27 RAB gökleri yerine koyduğunda oradaydım, Engin denizleri ufukla çevirdiğinde,
When he prepared the heavens I was there; when he ordained the circle upon the face of the deep;
28 Bulutları oluşturduğunda, Denizin kaynaklarını güçlendirdiğinde,
when he established the skies above, when the fountains of the deep became strong;
29 Sular buyruğundan öte geçmesinler diye Denize sınır çizdiğinde, Dünyanın temellerini pekiştirdiğinde,
when he imposed on the sea his decree that the waters should not pass his commandment, when he appointed the foundations of the earth:
30 Baş mimar olarak O'nun yanındaydım. Gün be gün sevinçle dolup taştım, Huzurunda hep coştum.
then I was by him [his] nursling, and I was daily his delight, rejoicing always before him;
31 O'nun dünyası mutluluğum, İnsanları sevincimdi.
rejoicing in the habitable part of his earth, and my delights [were] with the sons of men.

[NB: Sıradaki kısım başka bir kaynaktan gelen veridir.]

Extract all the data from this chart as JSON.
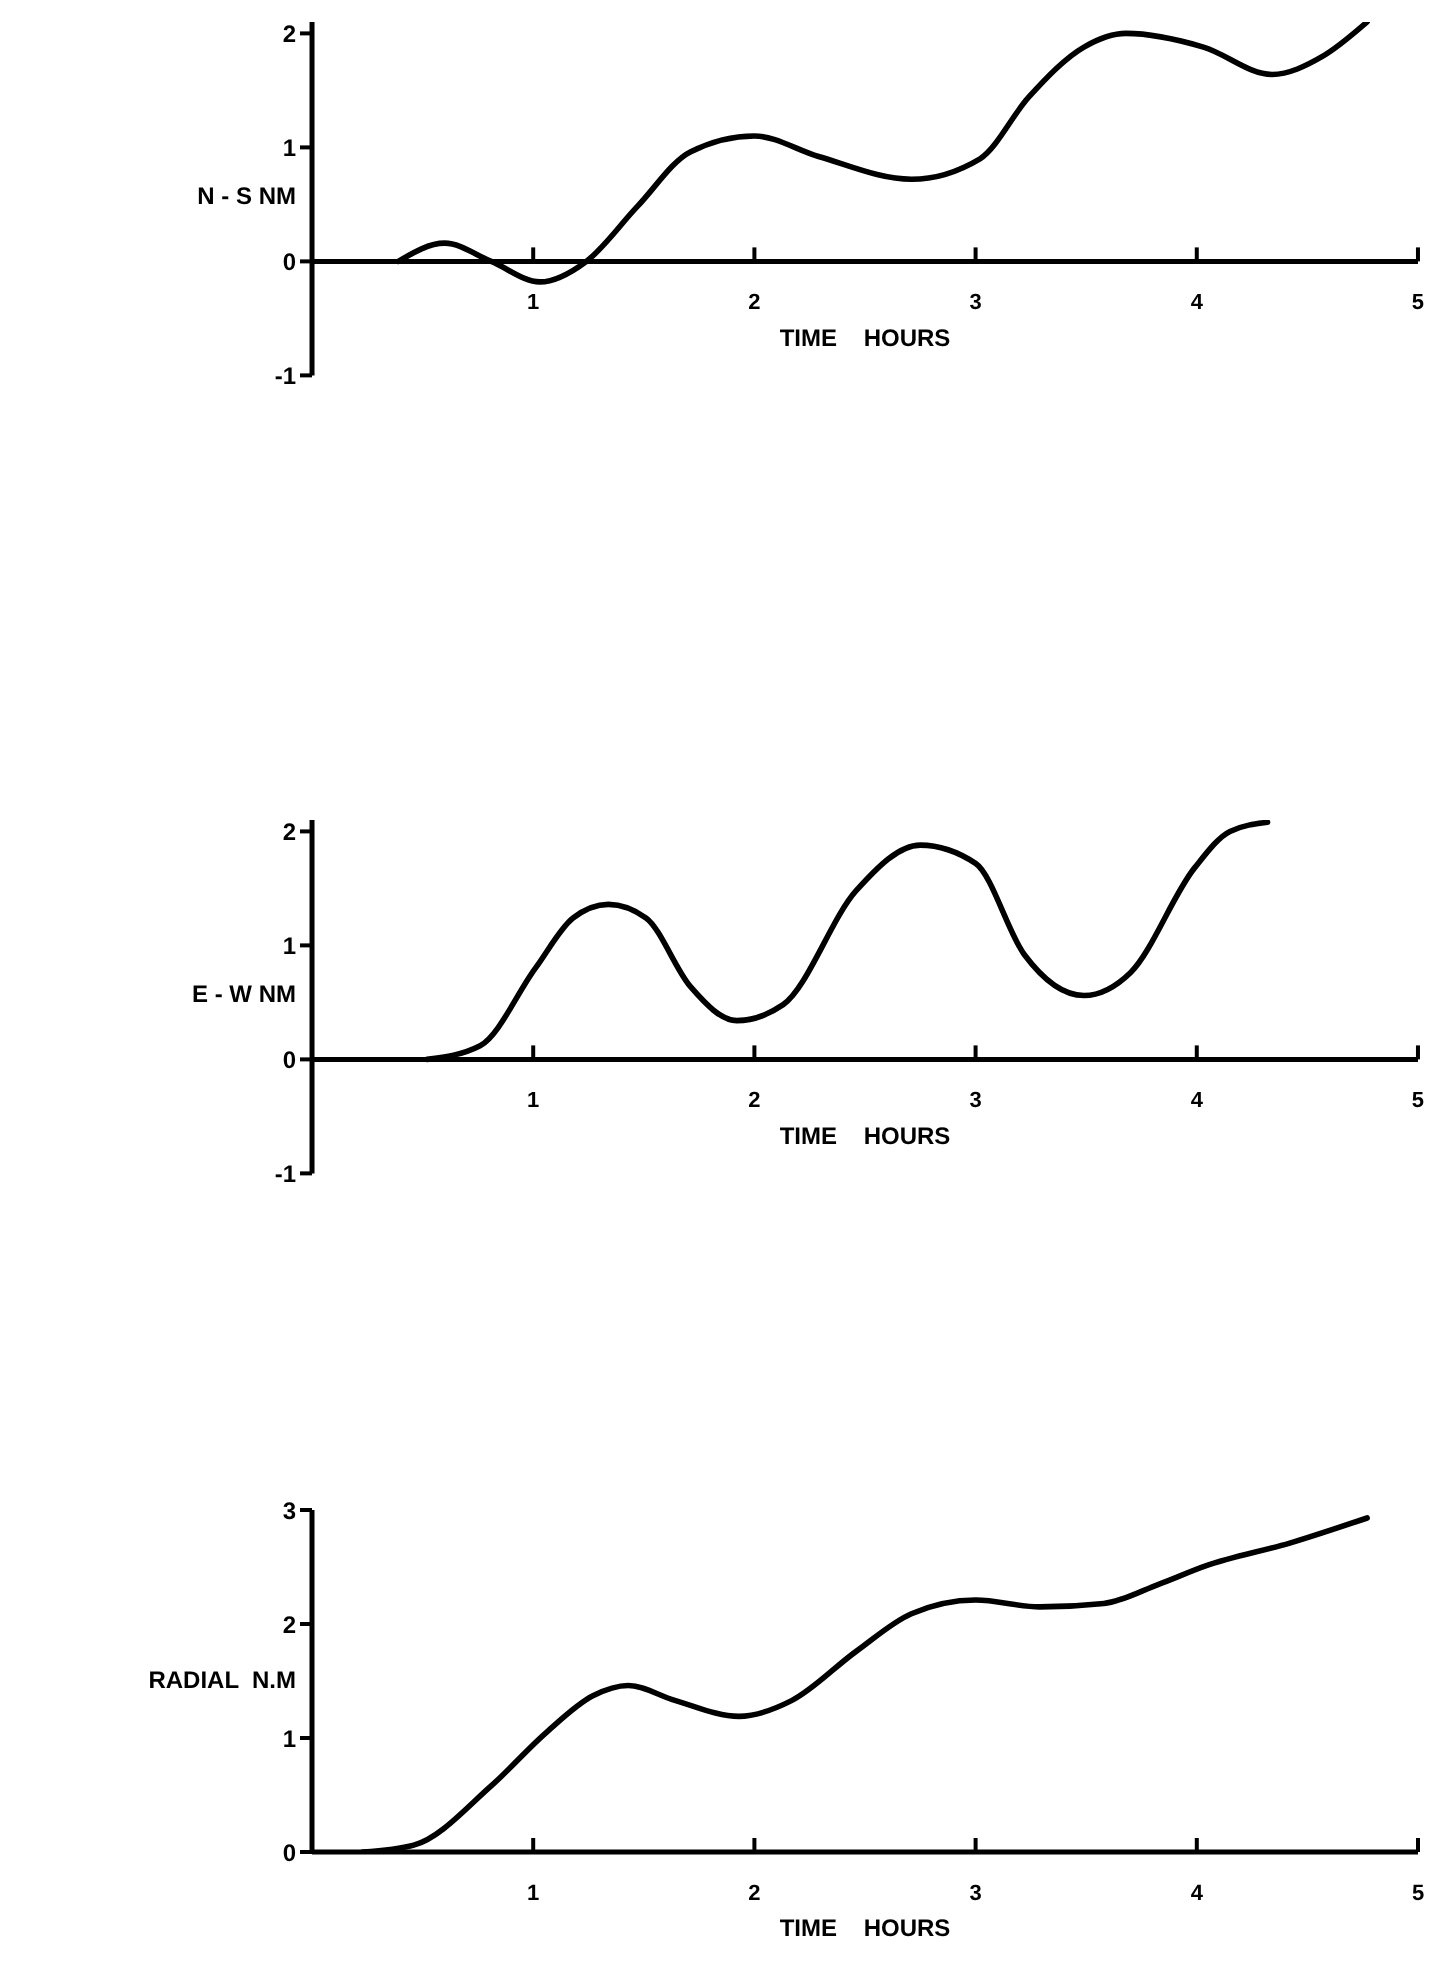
{
  "chart_data": [
    {
      "type": "line",
      "ylabel": "N - S NM",
      "xlabel": "TIME    HOURS",
      "color": "#000000",
      "xlim": [
        0,
        5
      ],
      "xticks": [
        1,
        2,
        3,
        4,
        5
      ],
      "ylim": [
        -1,
        2.1
      ],
      "yticks": [
        -1,
        0,
        1,
        2
      ],
      "x": [
        0.39,
        0.6,
        0.81,
        1.03,
        1.24,
        1.47,
        1.71,
        2.0,
        2.29,
        2.71,
        3.02,
        3.24,
        3.49,
        3.68,
        4.03,
        4.34,
        4.57,
        4.77
      ],
      "values": [
        0,
        0.16,
        0,
        -0.18,
        0,
        0.48,
        0.96,
        1.1,
        0.92,
        0.72,
        0.9,
        1.44,
        1.88,
        2.0,
        1.88,
        1.64,
        1.8,
        2.1
      ]
    },
    {
      "type": "line",
      "ylabel": "E - W NM",
      "xlabel": "TIME    HOURS",
      "color": "#000000",
      "xlim": [
        0,
        5
      ],
      "xticks": [
        1,
        2,
        3,
        4,
        5
      ],
      "ylim": [
        -1,
        2.1
      ],
      "yticks": [
        -1,
        0,
        1,
        2
      ],
      "x": [
        0.52,
        0.76,
        1.01,
        1.18,
        1.34,
        1.51,
        1.71,
        1.92,
        2.13,
        2.46,
        2.75,
        3.0,
        3.22,
        3.49,
        3.7,
        3.99,
        4.15,
        4.32
      ],
      "values": [
        0,
        0.12,
        0.8,
        1.24,
        1.36,
        1.24,
        0.64,
        0.34,
        0.48,
        1.48,
        1.88,
        1.72,
        0.92,
        0.56,
        0.76,
        1.68,
        2.0,
        2.08
      ]
    },
    {
      "type": "line",
      "ylabel": "RADIAL  N.M",
      "xlabel": "TIME    HOURS",
      "color": "#000000",
      "xlim": [
        0,
        5
      ],
      "xticks": [
        1,
        2,
        3,
        4,
        5
      ],
      "ylim": [
        0,
        3
      ],
      "yticks": [
        0,
        1,
        2,
        3
      ],
      "x": [
        0.23,
        0.46,
        0.81,
        1.06,
        1.27,
        1.43,
        1.64,
        1.93,
        2.17,
        2.46,
        2.71,
        3.0,
        3.29,
        3.58,
        3.83,
        4.04,
        4.42,
        4.77
      ],
      "values": [
        0,
        0.06,
        0.58,
        1.05,
        1.37,
        1.46,
        1.33,
        1.19,
        1.33,
        1.76,
        2.09,
        2.21,
        2.15,
        2.18,
        2.35,
        2.51,
        2.71,
        2.93
      ]
    }
  ]
}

32 Çocuklarım, şimdi beni dinleyin: Yolumu izleyenlere ne mutlu!
And now, sons, hearken unto me, and blessed are they that keep my ways:
33 Uyarılarımı dinleyin ve bilge kişiler olun, Görmezlikten gelmeyin onları.
hear instruction and be wise, and refuse it not.
34 Beni dinleyen, Her gün kapımı gözleyen, Kapımın eşiğinden ayrılmayan kişiye ne mutlu!
Blessed is the man that heareth me, watching daily at my gates, waiting at the posts of my doors.
35 Çünkü beni bulan yaşam bulur Ve RAB'bin beğenisini kazanır.
For whoso findeth me findeth life, and obtaineth favour of Jehovah;
36 Beni gözardı edense kendine zarar verir, Benden nefret eden, ölümü seviyor demektir.”
but he that sinneth against me doeth violence to his own soul: all they that hate me love death.